Damn! (but actually I'm happy)
Another $19.57 has found its way from my VISA account into Amazon's accounts receivable, thanks to Sam Harris' interview with the author of Illusion of the Self -- another neuroscience book that the "I" who isn't me was led to order by largely unconscious brain processes over which the "I" who isn't me has no control.
If you're interested in this stuff, but not twenty bucks worth of interested, it'll cost you nothing to read the interview.
I'm fascinated by the increasingly evident neuroscientific conclusion that there's no such thing as a Self to be found within the human cranium. Buddhism and other like-minded philosophies are being proven right, yet also wrong.
Meaning, since we humans don't have a Self, there's no need to undergo an arduous enlightenment process aimed at understanding that we don't have one. Also, there's no need to engage in a pursuit of Self-Realization, since there's no Self to realize.

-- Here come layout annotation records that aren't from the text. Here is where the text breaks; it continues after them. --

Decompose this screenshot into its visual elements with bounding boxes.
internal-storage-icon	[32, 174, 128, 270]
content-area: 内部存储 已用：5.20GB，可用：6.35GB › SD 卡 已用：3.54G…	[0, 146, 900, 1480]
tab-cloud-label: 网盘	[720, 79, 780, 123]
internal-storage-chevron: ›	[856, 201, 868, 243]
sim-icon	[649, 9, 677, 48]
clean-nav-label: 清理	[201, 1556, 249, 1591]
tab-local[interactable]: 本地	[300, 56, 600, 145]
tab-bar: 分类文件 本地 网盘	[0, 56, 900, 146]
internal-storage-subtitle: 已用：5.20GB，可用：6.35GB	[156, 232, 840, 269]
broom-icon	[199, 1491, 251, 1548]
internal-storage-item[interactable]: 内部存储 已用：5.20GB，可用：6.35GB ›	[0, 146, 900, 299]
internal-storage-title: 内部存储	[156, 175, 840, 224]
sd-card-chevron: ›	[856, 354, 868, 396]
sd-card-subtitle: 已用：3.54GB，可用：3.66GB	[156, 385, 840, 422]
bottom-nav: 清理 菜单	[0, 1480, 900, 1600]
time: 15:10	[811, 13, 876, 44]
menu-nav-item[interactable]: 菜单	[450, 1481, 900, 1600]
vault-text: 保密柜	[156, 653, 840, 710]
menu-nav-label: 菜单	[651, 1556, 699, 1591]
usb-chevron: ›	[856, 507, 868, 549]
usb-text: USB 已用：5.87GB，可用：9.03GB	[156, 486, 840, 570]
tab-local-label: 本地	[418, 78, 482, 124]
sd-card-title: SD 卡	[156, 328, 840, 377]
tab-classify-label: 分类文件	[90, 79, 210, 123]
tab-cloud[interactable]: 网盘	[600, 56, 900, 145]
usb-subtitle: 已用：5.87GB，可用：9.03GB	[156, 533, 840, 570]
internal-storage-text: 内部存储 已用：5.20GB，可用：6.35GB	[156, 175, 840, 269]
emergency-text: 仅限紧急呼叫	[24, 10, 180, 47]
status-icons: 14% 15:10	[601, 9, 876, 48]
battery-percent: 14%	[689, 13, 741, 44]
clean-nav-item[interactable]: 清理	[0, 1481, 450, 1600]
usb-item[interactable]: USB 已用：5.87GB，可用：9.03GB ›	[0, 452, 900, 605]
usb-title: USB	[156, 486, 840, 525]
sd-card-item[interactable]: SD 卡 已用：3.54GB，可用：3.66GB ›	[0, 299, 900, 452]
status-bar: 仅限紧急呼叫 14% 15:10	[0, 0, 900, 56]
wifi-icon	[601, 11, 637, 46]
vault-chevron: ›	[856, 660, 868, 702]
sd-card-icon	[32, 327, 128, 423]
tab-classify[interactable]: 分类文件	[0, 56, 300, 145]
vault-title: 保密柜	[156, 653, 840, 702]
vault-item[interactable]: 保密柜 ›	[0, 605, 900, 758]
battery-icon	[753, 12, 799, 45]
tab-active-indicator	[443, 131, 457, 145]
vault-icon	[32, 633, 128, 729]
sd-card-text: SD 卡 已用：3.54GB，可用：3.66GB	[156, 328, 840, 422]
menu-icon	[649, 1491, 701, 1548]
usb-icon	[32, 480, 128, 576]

Here's some excerpts from the interview:
In what sense is the self an illusion?
For me, an illusion is a subjective experience that is not what it seems. Illusions are experiences in the mind, but they are not out there in nature. Rather, they are events generated by the brain. Most of us have an experience of a self. I certainly have one, and I do not doubt that others do as well – an autonomous individual with a coherent identity and sense of free will. But that experience is an illusion – it does not exist independently of the person having the experience, and it is certainly not what it seems. That’s not to say that the illusion is pointless. Experiencing a self illusion may have tangible functional benefits in the way we think and act, but that does not mean that it exists as an entity.
...Answering the question of who is experiencing the illusion or interpreting the story is much more problematic. This is partly a conceptual problem and partly a problem of dualism. It is almost impossible to discuss the self without a referent in the same way that is difficult to think about a play without any players. Second, as the philosopher Gilbert Ryle pointed out, in searching for the self, one cannot simultaneously be the hunter and the hunted, and I think that is a dualistic problem if we think we can objectively examine our own minds independently, because our mind and self are both generated by the brain. So while the self illusion suggests an illogical tautology, I think this is only a superficial problem.